Moosplatten hängen im Gewächshaus in Bestensee. Foto: Markus Altmann

Das Modell 2020 soll in die Serienproduktion gehen, nur dann macht es wirtschaftlich Sinn. „Das gleiche Modell kann in heißen südeuropäischen Städten und in Skandinavien stehen“, sagt Sänger. In Bestensee werden die Moose mit simulierten Umweltbedingungen für ihre künftigen Standorte getrimmt. So kann man das für Südeuropa gedachte Moosmaterial Hitzestress aussetzen, damit die Pflanzen lernen, toleranter zu werden. Eine intelligente Software in den CityTrees stimmt die gemessenen Umweltbedingungen dann vor Ort auf die notwendige Versorgung des Mooses ab. Fünf Jahre soll es dann seinen Dienst als Schadstofffilter erfüllen.

Doch stellen immer sauberere Antriebe nicht den Sinn des CityTrees in Frage? Keinesfalls, sagt Sänger.
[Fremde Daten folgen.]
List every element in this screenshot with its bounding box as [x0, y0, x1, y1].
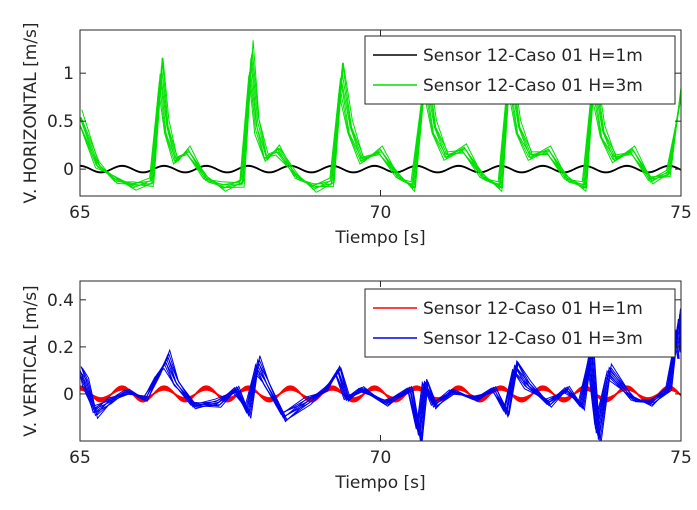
- x-axis-label: Tiempo [s]: [334, 473, 425, 493]
- x-axis-label: Tiempo [s]: [334, 228, 425, 248]
- legend: Sensor 12-Caso 01 H=1m Sensor 12-Caso 01 …: [364, 288, 676, 358]
- series-line-2: [81, 40, 681, 193]
- legend-label: Sensor 12-Caso 01 H=3m: [423, 76, 643, 96]
- y-tick-label: 0.4: [47, 291, 74, 311]
- y-tick-label: 0: [63, 160, 74, 180]
- y-tick-label: 0.5: [47, 112, 74, 132]
- y-axis-label: V. HORIZONTAL [m/s]: [21, 23, 41, 204]
- legend: Sensor 12-Caso 01 H=1m Sensor 12-Caso 01 …: [364, 35, 676, 105]
- legend-box: [364, 288, 676, 358]
- legend-box: [364, 35, 676, 105]
- series-line-1: [80, 385, 681, 403]
- legend-label: Sensor 12-Caso 01 H=1m: [423, 299, 643, 319]
- x-tick-label: 65: [69, 448, 91, 468]
- plot-lines: [80, 40, 681, 193]
- y-axis-label: V. VERTICAL [m/s]: [21, 285, 41, 436]
- plot-lines: [80, 308, 681, 441]
- x-tick-label: 65: [69, 203, 91, 223]
- y-tick-label: 0.2: [47, 338, 74, 358]
- legend-label: Sensor 12-Caso 01 H=1m: [423, 46, 643, 66]
- chart-panel-1: 65 70 75 0 0.5 1 Tiempo [s] V. HORIZONTAL [m/s]…: [21, 23, 692, 248]
- x-tick-label: 70: [370, 203, 392, 223]
- series-line-1: [80, 164, 681, 174]
- x-tick-label: 75: [670, 448, 692, 468]
- legend-label: Sensor 12-Caso 01 H=3m: [423, 329, 643, 349]
- y-tick-label: 0: [63, 385, 74, 405]
- chart-panel-2: 65 70 75 0 0.2 0.4 Tiempo [s] V. VERTICAL [m/s]…: [21, 280, 692, 493]
- y-tick-label: 1: [63, 64, 74, 84]
- x-tick-label: 70: [370, 448, 392, 468]
- x-tick-label: 75: [670, 203, 692, 223]
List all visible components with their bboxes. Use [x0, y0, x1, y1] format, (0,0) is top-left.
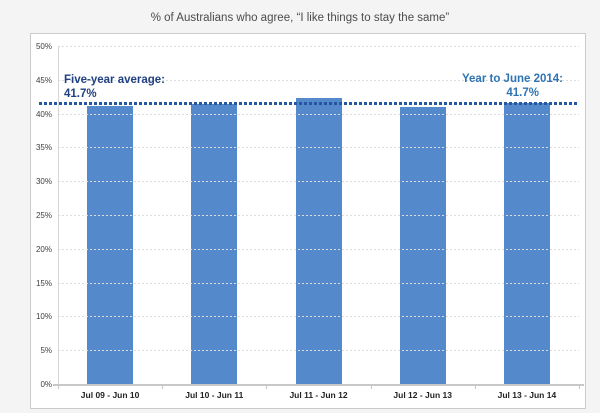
x-axis-tick: [58, 385, 59, 389]
bar: [503, 103, 550, 385]
y-tick-label: 35%: [35, 143, 52, 153]
chart-title: % of Australians who agree, “I like thin…: [150, 12, 450, 24]
x-axis-tick: [266, 385, 268, 389]
x-axis-baseline: [53, 384, 584, 386]
x-axis-labels: Jul 09 - Jun 10 Jul 10 - Jun 11 Jul 11 - J…: [58, 390, 579, 404]
y-tick-label: 0%: [40, 380, 52, 389]
x-tick-label: Jul 13 - Jun 14: [497, 390, 557, 400]
bar: [87, 105, 134, 385]
gridline: [58, 350, 579, 352]
y-tick-label: 50%: [35, 42, 52, 51]
y-tick-label: 45%: [35, 75, 52, 85]
bar: [295, 98, 342, 385]
y-tick-label: 25%: [35, 211, 52, 220]
x-tick-label: Jul 12 - Jun 13: [393, 390, 452, 400]
x-axis-tick: [162, 385, 164, 389]
x-tick-label: Jul 11 - Jun 12: [289, 390, 348, 400]
x-axis-tick: [370, 385, 372, 389]
gridline: [58, 147, 579, 149]
gridline: [58, 215, 579, 216]
x-tick-label: Jul 09 - Jun 10: [80, 390, 140, 400]
x-axis-tick: [579, 385, 580, 389]
y-tick-label: 30%: [35, 177, 52, 187]
average-dotted-line: [39, 102, 579, 106]
average-value: 41.7%: [64, 88, 97, 100]
bars-container: [58, 47, 579, 385]
annotation-year-to-june: Year to June 2014: 41.7%: [462, 72, 563, 100]
bar-slot: [162, 47, 266, 385]
y-tick-label: 40%: [35, 109, 52, 119]
y-tick-label: 5%: [40, 346, 52, 356]
y-tick-label: 10%: [35, 312, 52, 322]
gridline: [58, 113, 579, 115]
x-axis-tick: [474, 385, 476, 389]
chart-panel: 0% 5% 10% 15% 20% 25% 30% 35% 40% 45% 50% Five-yea…: [30, 33, 586, 409]
plot-area: [58, 46, 579, 385]
y-tick-label: 20%: [35, 244, 52, 254]
bar: [191, 103, 238, 385]
bar-slot: [58, 47, 162, 385]
x-tick-label: Jul 10 - Jun 11: [185, 390, 244, 400]
bar: [399, 107, 446, 385]
y-tick-label: 15%: [35, 278, 52, 288]
gridline: [58, 248, 579, 250]
gridline: [58, 79, 579, 81]
gridline: [58, 282, 579, 284]
gridline: [58, 46, 579, 47]
y-axis-line: [58, 47, 59, 385]
average-label: Five-year average:: [64, 74, 166, 86]
latest-label: Year to June 2014:: [462, 73, 563, 85]
gridline: [58, 316, 579, 318]
bar-slot: [475, 47, 579, 385]
annotation-five-year-average: Five-year average: 41.7%: [64, 73, 165, 101]
y-axis-labels: 0% 5% 10% 15% 20% 25% 30% 35% 40% 45% 50%: [31, 42, 52, 389]
bar-slot: [371, 47, 475, 385]
latest-value: 41.7%: [506, 87, 539, 99]
bar-slot: [266, 47, 370, 385]
gridline: [58, 181, 579, 183]
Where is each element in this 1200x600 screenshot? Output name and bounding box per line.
Bremsen- und Reifenabrieb verunreinige die Luft ebenso wie Abgase. „Es wird eh noch einige Zeit dauern, bis die Luft besser wird.“ Er setzt beim Marketing auch auf den kühlenden Effekt der Moos-Gerüste: Im Umkreis von bis zu fünf Metern senken diese durch die große Verdunstungsfläche der feingliedrigen Pflanzen die Temperatur um bis zu drei Grad. Für so manchen könnte sie in kommenden heißen Sommer also zum idealen Treffpunkt in der Stadt werden. „Sie riechen nach frischer Luft und feuchtem Wald. Das ist herrlich“, schwärmt Peter Sänger.